Гейнц хлопнул себя по животу, — вернее, по тому месту, где полагается быть животу:
— Какое там! Я уже годами не наедаюсь! Перманентный голод!
— А нам говорили, что лишь наступит мир, можно будет есть вволю. Сотовый мед и прочие чудеса! Нечего сказать, хорошенькую нам устроили молодость.
— Какой же это мир? Слышишь…
— …в городе стреляют, — подхватила Ирма. — Ты бы хоть объяснил, почему стреляют?
— Понятия не имею! Но если революция настоящая, может быть, господа военные ее не поддерживают?
— А что такое настоящая революция?
— Понятия не имею! Французскую ты в школе проходила: гильотина, короли, император, министрам голову долой…
— Но ведь Вильгельм удрал!
— Тогда, значит, смотри на восток!
— Александерплац?
— Сказала тоже! Россия! Ленин…
— А кто же у нас-то Ленин?
— Понятия не имею, пожалуй, что Либкнехт…
— Ты за него?
— Сказала тоже! Что я о нем знаю? Только — что его засадили в тюрьму, ведь он агитировал против войны…
— И что же, теперь его выпустили?
— Понятия не имею! Но в этом, как я понимаю, и заключается смысл всякой революции: тех, что на свободе, сажают в тюрьму, а ворчуны выходят на свободу…
— Потсдамский вокзал! Видишь, поезд все-таки довез нас.

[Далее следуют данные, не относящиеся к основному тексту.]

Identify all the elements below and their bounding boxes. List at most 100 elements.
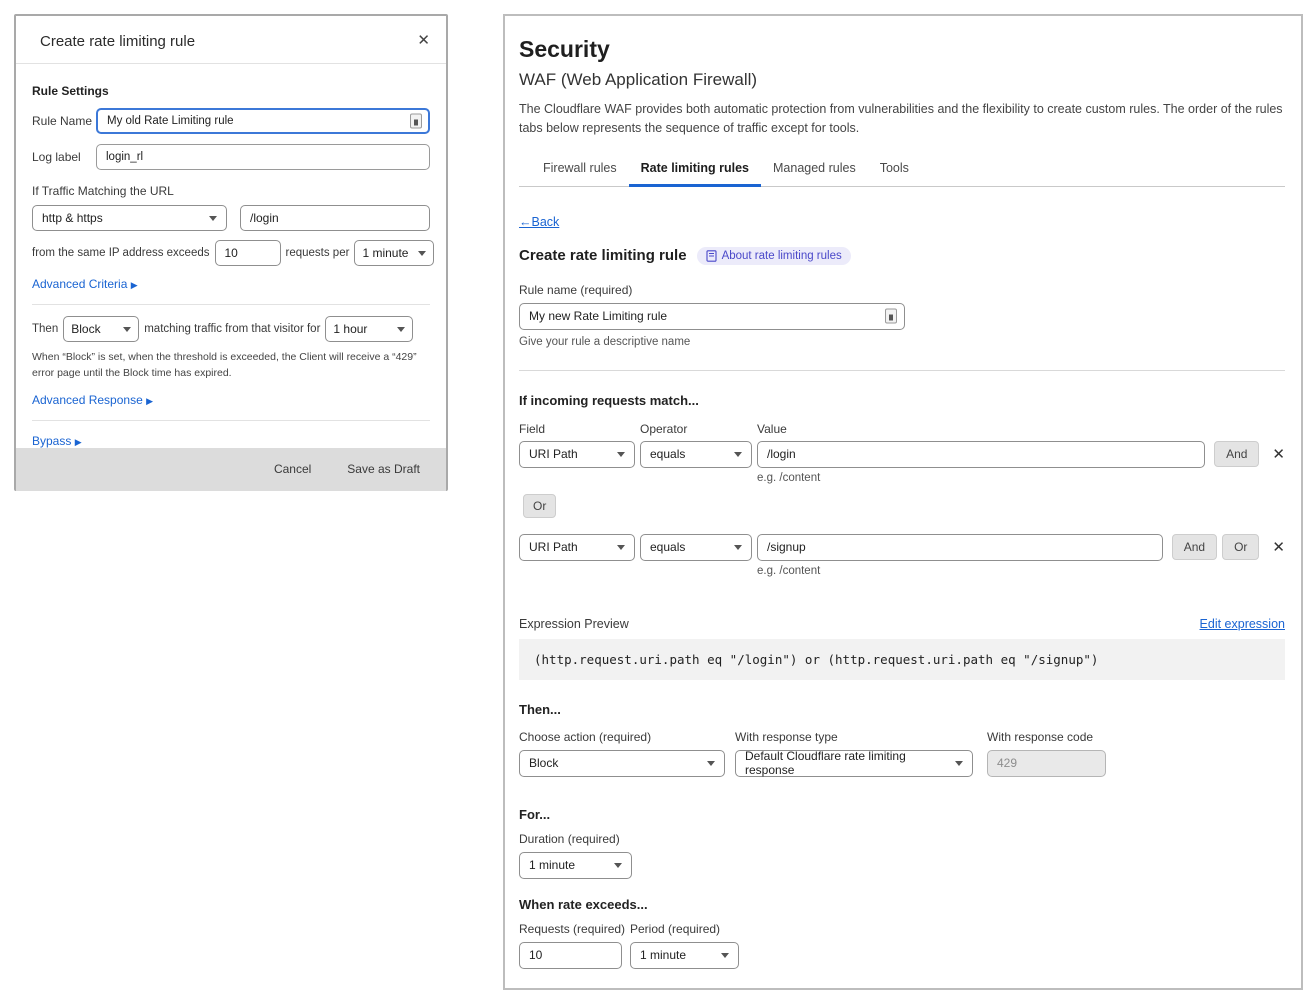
operator-select[interactable]: equals — [640, 441, 752, 468]
docs-icon — [706, 250, 717, 262]
advanced-criteria-label: Advanced Criteria — [32, 277, 127, 291]
value-hint: e.g. /content — [757, 472, 1285, 484]
response-type-select[interactable]: Default Cloudflare rate limiting respons… — [735, 750, 973, 777]
rule-name-input[interactable] — [519, 303, 905, 330]
chevron-down-icon — [617, 452, 625, 457]
tab-firewall-rules[interactable]: Firewall rules — [531, 155, 629, 187]
block-duration-value: 1 hour — [333, 322, 367, 336]
dialog-footer: Cancel Save as Draft — [16, 448, 446, 491]
remove-condition-icon[interactable]: ✕ — [1272, 447, 1285, 462]
log-label-input[interactable] — [96, 144, 430, 170]
then-controls-row: Block Default Cloudflare rate limiting r… — [519, 750, 1285, 777]
divider — [32, 304, 430, 305]
threshold-input[interactable] — [215, 240, 281, 266]
field-select[interactable]: URI Path — [519, 534, 635, 561]
field-select-value: URI Path — [529, 447, 578, 461]
cancel-button[interactable]: Cancel — [274, 462, 311, 476]
caret-right-icon: ▶ — [146, 396, 153, 406]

Обидно будет, Гейнц, если ты зря потратился на билеты, а в городе ничего такого и нет!
— Не болтай попусту, о, дочь Кваасихи! Сначала дела, а потом сомнения! Потопали!
Они зашагали бок о бок через пустой загаженный вокзал предместья, озябшие, но жадные до всего нового, открытые всем зовам жизни. Оба неряшливо одетые и не слишком тщательно умытые — то ли по причине плохого мыла военного времени, то ли по юношеской беспечности.
У обоих изжелта-бледный, болезненный цвет лица, у обоих преждевременные морщинки, у обоих выделяется нос и темные круги под глазами. Но у обоих — одинаково холодный, ясный, со льдинкой взгляд, до ужаса лишенный всяких иллюзий. Оба во всех отношениях голодные, по оба с безграничным аппетитом ко всему — ко всему решительно: будь то красивое или безобразное, картошка или кости, возвышенное или низменное!
Они шли по направлению к Потсдамерплац, бок о бок и невольно в ногу, но им и в голову не приходило коснуться друг друга, взяться за руки или под руки — ни искорки нежности.
Холодные — и все же полные света!
Типичное порождение неистребимой жизни!
— Вот! — сказал Гейнц и сразу остановился.